臺灣山茶 táiwān shānchá, Camellia formosensis — thé sauvage de montagne de l’île, poussant dans les forêts des communautés autochtones. Dans le 諸羅縣志 Zhūluó xiànzhì de 1717, le 水沙連茶 shuǐshālián chá est décrit : le thé des monts Shuishalian est abondant, par le goût et la couleur proche de celui de Songluo, mais les sentiers sont dangereux, les Han craignaient d’y aller et n’en connaissaient pas la méthode de préparation, et on y lit aussi que si l’on embauchait les montagnards pour cueillir la feuille et qu’on la traitait selon la méthode de Wuyishan, on obtiendrait mieux. La première reconnaissance approfondie du thé sauvage à Meiyuanshan date de 1935 ; en 2021, le service forestier a inscrit le 臺灣山茶 au registre des cultures agroforestières, et le thé sauvage de montagne est aujourd’hui devenu un produit de spécialité des communautés — notamment du village bunun de Baoshan à Kaohsiung et des exploitations du canton de Ren’ai à Nantou, à des altitudes de 1400–1780 m.

Pousse au sommet

Une feuille droite de thé sauvage de montagne : limbe coriace et rigide, déployé À PLAT dans toute sa largeur face au spectateur, aux dents nettement marquées sur le bord et à la nervure centrale enfoncée, relevée presque verticalement et légèrement inclinée vers l’arrière — feuille du sommet d’un arbre redevenu sauvage. Elle se distingue des Han par l’orientation : là, la feuille se tient SUR LA TRANCHE, en lame étroite aux bords étroitement enroulés, ici le limbe est visible sur toute sa surface et les dents se lisent sur la marge ; la feuille posée horizontalement est celle des Wa, celle-ci se dresse.

Couvre-chef

Simple chapeau de campagne de cueilleur : vannerie peu profonde en éclisses de bambou refendu d’un ton paille chaud, ajustée au crâne, lisse sur toute sa surface, objet de tous les jours ; sur le bord inférieur, une étroite bordure tressée SOMBRE, qui interrompt le champ clair. Des deux bords part un fin cordon, se rejoignant en UN point sous le menton. Une fente pour la feuille est taillée dans le sommet et surjetée d’un ruban sombre, la feuille sort en biais vers l’arrière.

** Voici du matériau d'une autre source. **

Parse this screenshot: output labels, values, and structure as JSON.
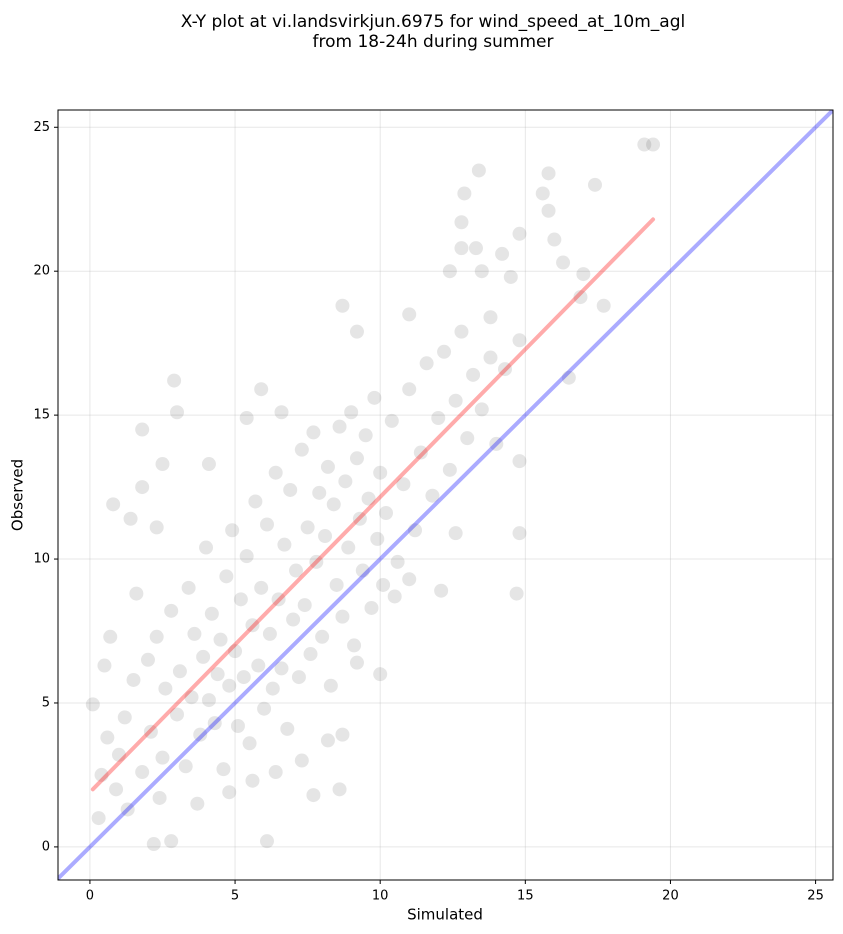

Contour à 6 mm. Capote à cordon : petit chapeau de vannerie fine plus deux cordons, convergeant en coin vers un point sous le menton. Seul couvre-chef de la série dont la silhouette SE FERME en triangle sous le visage : chez les Mongols, les côtés sont plaqués contre la calotte, le bord sur le front est régulier, et toute la verticale de la silhouette tient dans la louche de coulée ; chez les Jing, le cordon est unique et fin, il ne fait que nouer le chapeau et ne donne pas de figure fermée sous le visage. Il se distingue de celui d’Anji précisément par ce coin et par l’absence de bord lobé, de celui de Dongxiang par le fait que les appendices sont fins et convergent, au lieu de pendre en deux masses rigides sur les pommettes, de celui des Bouyei par le fait que les extrémités CONVERGENT en un point, au lieu de s’écarter en déploiement.

Vêtement

Chemise courte tissée sans manches à étroite bordure rayée, sac de ceinture de cueilleur, bandes molletières.

Palette

Éclisses de bambou paille du chapeau, toile écrue de la chemise, étroite bordure rouge-brun, feuille rigide vert foncé.